Programa Mais Médicos

Mario JorgeEm 2013 o Governo Federal criou o Programa Mais Médicos. Para entender melhor é importante situar o contexto no qual esse programa foi inserido. O Brasil estava se preparando para mais uma eleição. A maior queixa da população era sobre a saúde pública, além da segurança. O marketing político do PT investia maciçamente contra os médicos brasileiros culpando-os pela péssima condição do atendimento que a população recebia (o verbo está no passado mas a situação está bem pior atualmente) criando um vilão midiático.

O cenário está posto.

Com a Organização Pan-americana de Saúde (OPAS) tendo mudado e sua direção assumindo uma postura pró Castro permitiu-se o maior e mais escandaloso programa de transferência de mão de obra semiescrava de um país para outro nos tempos de hoje com a contratransferência de dinheiro para uma ditadura ‘companheira’, a qual, sem um banco central reconhecido pelo sistema financeiro mundial, não se sabe que destino deu a esse montante de dólares brasileiros.

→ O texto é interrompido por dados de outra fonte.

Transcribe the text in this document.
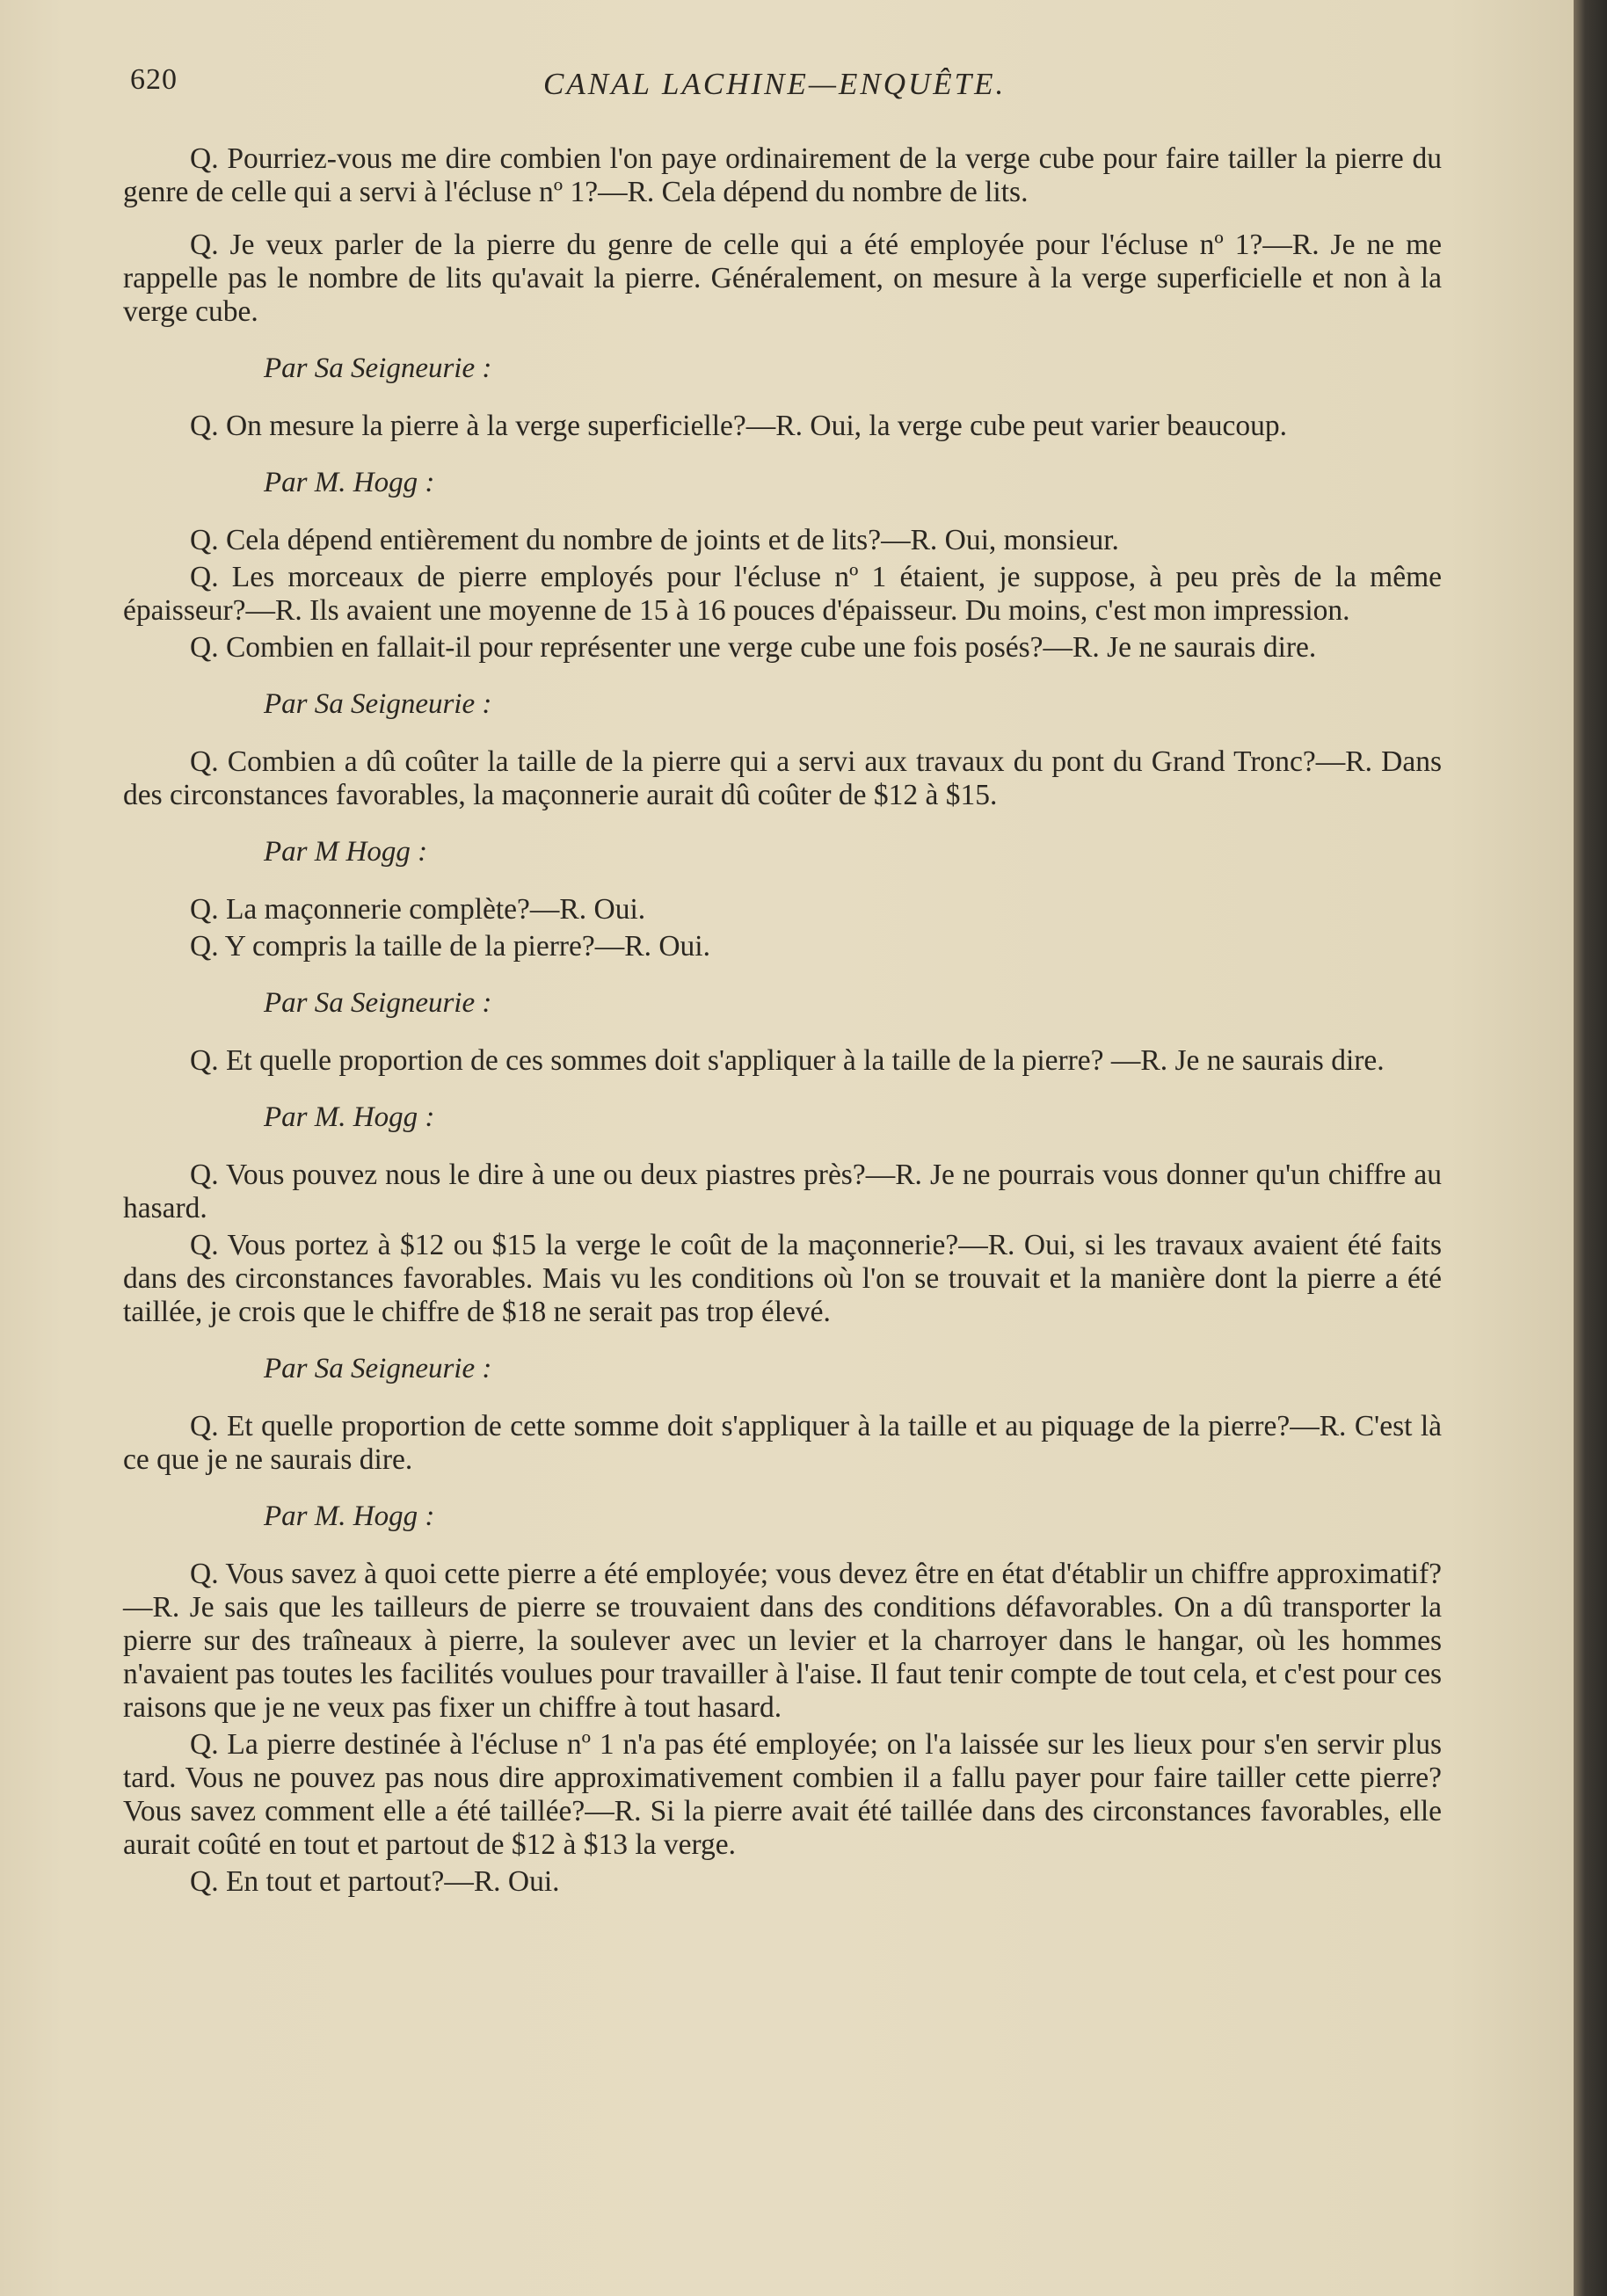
620	CANAL LACHINE—ENQUÊTE.

Q. Pourriez-vous me dire combien l'on paye ordinairement de la verge cube pour faire tailler la pierre du genre de celle qui a servi à l'écluse nº 1?—R. Cela dépend du nombre de lits.

Q. Je veux parler de la pierre du genre de celle qui a été employée pour l'écluse nº 1?—R. Je ne me rappelle pas le nombre de lits qu'avait la pierre. Généralement, on mesure à la verge superficielle et non à la verge cube.

Par Sa Seigneurie :

Q. On mesure la pierre à la verge superficielle?—R. Oui, la verge cube peut varier beaucoup.

Par M. Hogg :

Q. Cela dépend entièrement du nombre de joints et de lits?—R. Oui, monsieur.

Q. Les morceaux de pierre employés pour l'écluse nº 1 étaient, je suppose, à peu près de la même épaisseur?—R. Ils avaient une moyenne de 15 à 16 pouces d'épaisseur. Du moins, c'est mon impression.

Q. Combien en fallait-il pour représenter une verge cube une fois posés?—R. Je ne saurais dire.

Par Sa Seigneurie :

Q. Combien a dû coûter la taille de la pierre qui a servi aux travaux du pont du Grand Tronc?—R. Dans des circonstances favorables, la maçonnerie aurait dû coûter de $12 à $15.

Par M Hogg :

Q. La maçonnerie complète?—R. Oui.

Q. Y compris la taille de la pierre?—R. Oui.

Par Sa Seigneurie :

Q. Et quelle proportion de ces sommes doit s'appliquer à la taille de la pierre? —R. Je ne saurais dire.

Par M. Hogg :

Q. Vous pouvez nous le dire à une ou deux piastres près?—R. Je ne pourrais vous donner qu'un chiffre au hasard.

Q. Vous portez à $12 ou $15 la verge le coût de la maçonnerie?—R. Oui, si les travaux avaient été faits dans des circonstances favorables. Mais vu les conditions où l'on se trouvait et la manière dont la pierre a été taillée, je crois que le chiffre de $18 ne serait pas trop élevé.

Par Sa Seigneurie :

Q. Et quelle proportion de cette somme doit s'appliquer à la taille et au piquage de la pierre?—R. C'est là ce que je ne saurais dire.

Par M. Hogg :

Q. Vous savez à quoi cette pierre a été employée; vous devez être en état d'établir un chiffre approximatif?—R. Je sais que les tailleurs de pierre se trouvaient dans des conditions défavorables. On a dû transporter la pierre sur des traîneaux à pierre, la soulever avec un levier et la charroyer dans le hangar, où les hommes n'avaient pas toutes les facilités voulues pour travailler à l'aise. Il faut tenir compte de tout cela, et c'est pour ces raisons que je ne veux pas fixer un chiffre à tout hasard.

Q. La pierre destinée à l'écluse nº 1 n'a pas été employée; on l'a laissée sur les lieux pour s'en servir plus tard. Vous ne pouvez pas nous dire approximativement combien il a fallu payer pour faire tailler cette pierre? Vous savez comment elle a été taillée?—R. Si la pierre avait été taillée dans des circonstances favorables, elle aurait coûté en tout et partout de $12 à $13 la verge.

Q. En tout et partout?—R. Oui.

Posto está o plano Mais Médicos.

Com a importação dos médicos de Cuba precarizou-se ainda mais as relações trabalhistas, cujo contrato de trabalho é uma espécie nebulosa de ‘bolsa estudantil’ que não oferece nenhum dos direitos que o trabalhador brasileiro ou estrangeiro legalizado tem pela Constituição. O estado que deveria contratar pessoas através de concurso e ter para com ela vínculo público legal burlou a ele próprio, maquiando esse contingente de contratos de trabalhadores de tal maneira que se corrompia abertamente a Constituição.

Além de toda essa mega ilegalidade é um plano altamente restritivo, pois só há ‘contratação’ de médicos, esquecendo-se que o atendimento à saúde requer médicos, enfermeiras, atendentes, pessoal de apoio, fisioterapeutas, psicólogos, fonoaudiólogos, técnicos em radiologia, cirurgiões dentistas, e toda uma estrutura de retaguarda.

O que esteve por trás?

Criou-se uma forma de repasse de verba indireta para a campanha eleitoral, pois desonera-se as prefeituras de pagamentos dos médicos (que diga-se de passagem já é precário) liberando esse crédito sem rubrica para se desviar da acusação de crime eleitoral.

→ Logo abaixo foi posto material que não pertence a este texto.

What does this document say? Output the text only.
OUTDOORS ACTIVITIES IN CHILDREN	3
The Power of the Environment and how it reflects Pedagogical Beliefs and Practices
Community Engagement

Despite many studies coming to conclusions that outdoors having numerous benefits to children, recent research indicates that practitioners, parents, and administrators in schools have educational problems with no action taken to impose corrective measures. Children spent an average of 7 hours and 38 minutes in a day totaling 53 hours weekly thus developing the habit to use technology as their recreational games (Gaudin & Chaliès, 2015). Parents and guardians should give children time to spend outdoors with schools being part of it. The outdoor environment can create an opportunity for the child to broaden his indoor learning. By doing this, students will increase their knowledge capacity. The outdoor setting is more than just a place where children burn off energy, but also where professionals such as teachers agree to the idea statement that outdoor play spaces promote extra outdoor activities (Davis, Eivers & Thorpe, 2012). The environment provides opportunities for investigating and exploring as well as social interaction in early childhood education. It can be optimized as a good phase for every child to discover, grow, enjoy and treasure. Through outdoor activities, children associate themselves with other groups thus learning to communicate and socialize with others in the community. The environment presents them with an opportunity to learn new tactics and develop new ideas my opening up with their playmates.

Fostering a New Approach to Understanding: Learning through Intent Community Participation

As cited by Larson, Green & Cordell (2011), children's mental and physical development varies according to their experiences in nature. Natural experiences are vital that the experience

Hoje, com essa série de escândalos que escancaram a vergonha e a revolta dos brasileiros pergunta-se: quem acredita mais em algum dado desse governo?

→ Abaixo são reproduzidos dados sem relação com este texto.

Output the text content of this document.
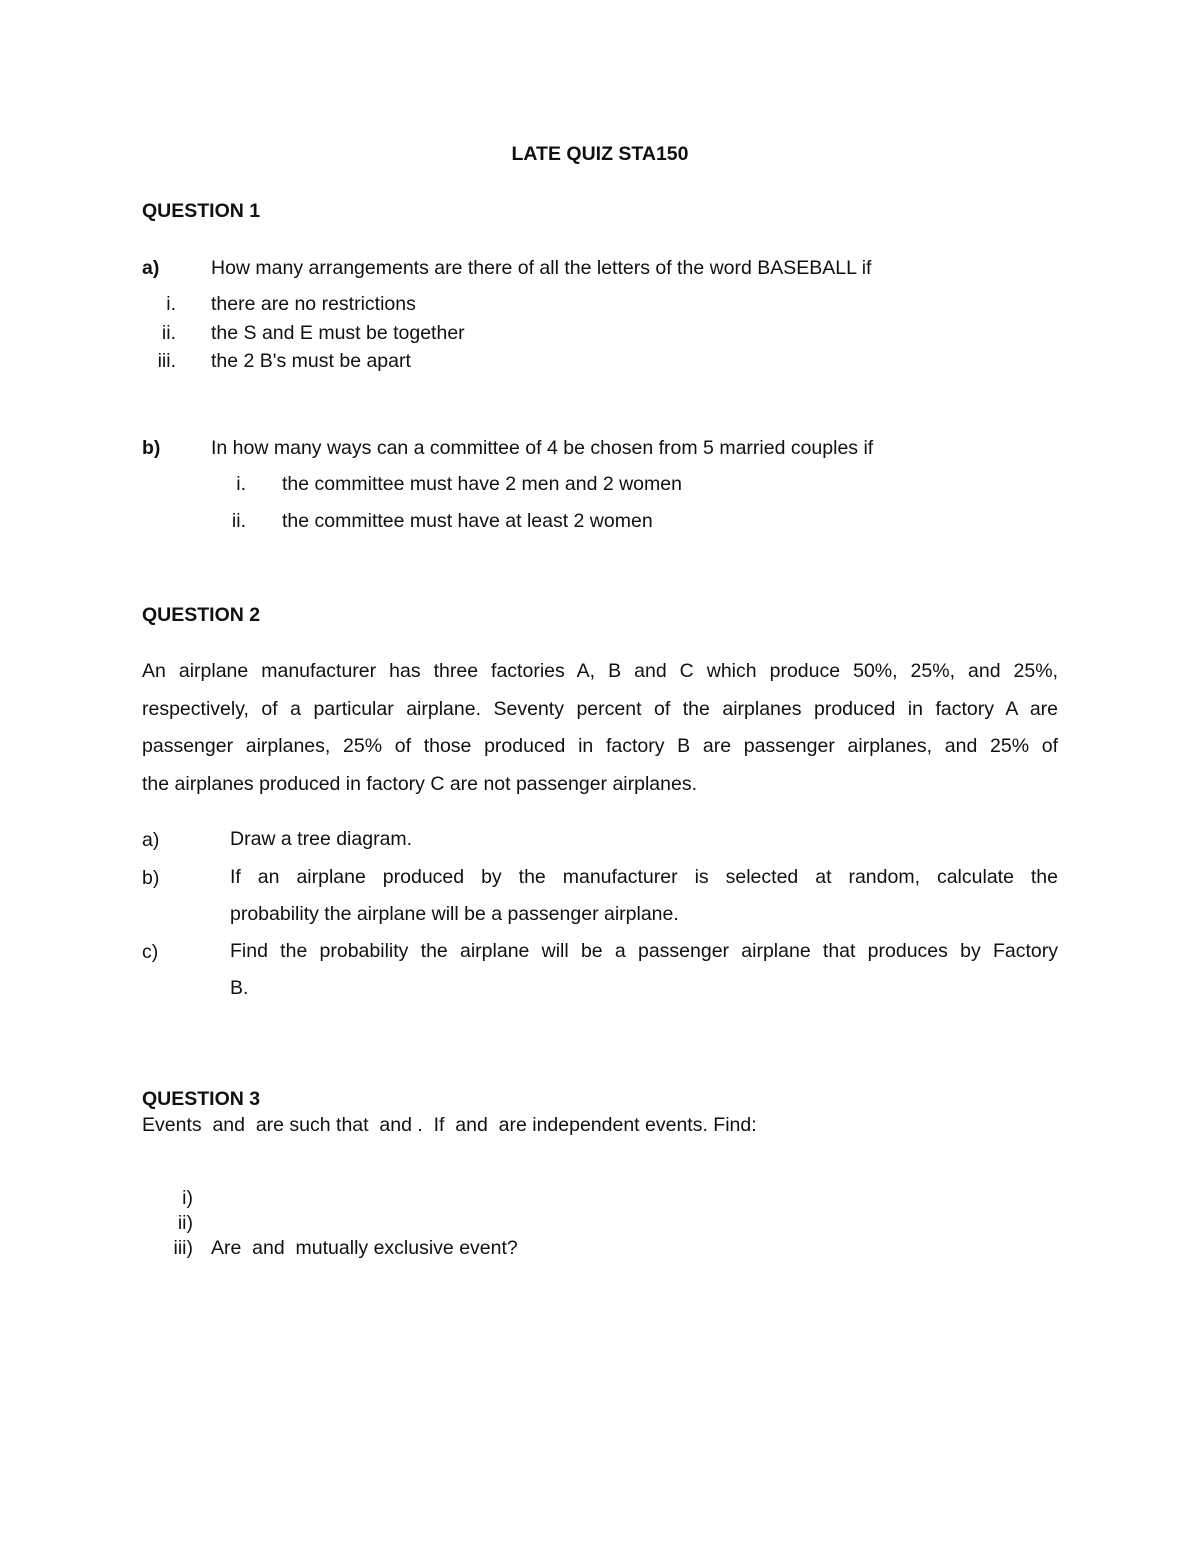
LATE QUIZ STA150
QUESTION 1
a)	How many arrangements are there of all the letters of the word BASEBALL if
i. there are no restrictions
ii. the S and E must be together
iii. the 2 B's must be apart
b)	In how many ways can a committee of 4 be chosen from 5 married couples if
i. the committee must have 2 men and 2 women
ii. the committee must have at least 2 women
QUESTION 2
An airplane manufacturer has three factories A, B and C which produce 50%, 25%, and 25%,
respectively, of a particular airplane. Seventy percent of the airplanes produced in factory A are
passenger airplanes, 25% of those produced in factory B are passenger airplanes, and 25% of
the airplanes produced in factory C are not passenger airplanes.
a)	Draw a tree diagram.
b)	If an airplane produced by the manufacturer is selected at random, calculate the
probability the airplane will be a passenger airplane.
c)	Find the probability the airplane will be a passenger airplane that produces by Factory
B.
QUESTION 3
Events  and  are such that  and .  If  and  are independent events. Find:
i)
ii)
iii) Are  and  mutually exclusive event?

As estatísticas de milhares e milhares de atendimentos realizados pelos médicos desse famigerado programa Mais Médicos, carecem de credibilidade e outra coisa, se era para melhorar a cobertura de atendimento, como é que, substituindo os médicos já existentes pelos ‘importados’ ampliou-se a acessibilidade? Só na cabeça de João Santana.

O governo dizia também que valorizava a especialização da Saúde da Família, como então levou vários desses médicos cubanos para atuarem nas capitais tomando as vagas de médicos concursados fragilizando essa especialidade (ESF)?

Uma outra pergunta que causa espanto, como se permite que no Brasil médicos de outros países aqui vivam e trabalhem com restrição de seus direitos civis, tutelados por agentes políticos estrangeiros financiados pelo Programa, conforme farta denúncia vinculada na imprensa?

São perguntas e mais perguntas que a história recente está respondendo e jogando luz sobre as respostas, embora que visto hoje, o Mais Médicos é um pingo de lama no imenso mar que tomou conta da nação brasileira.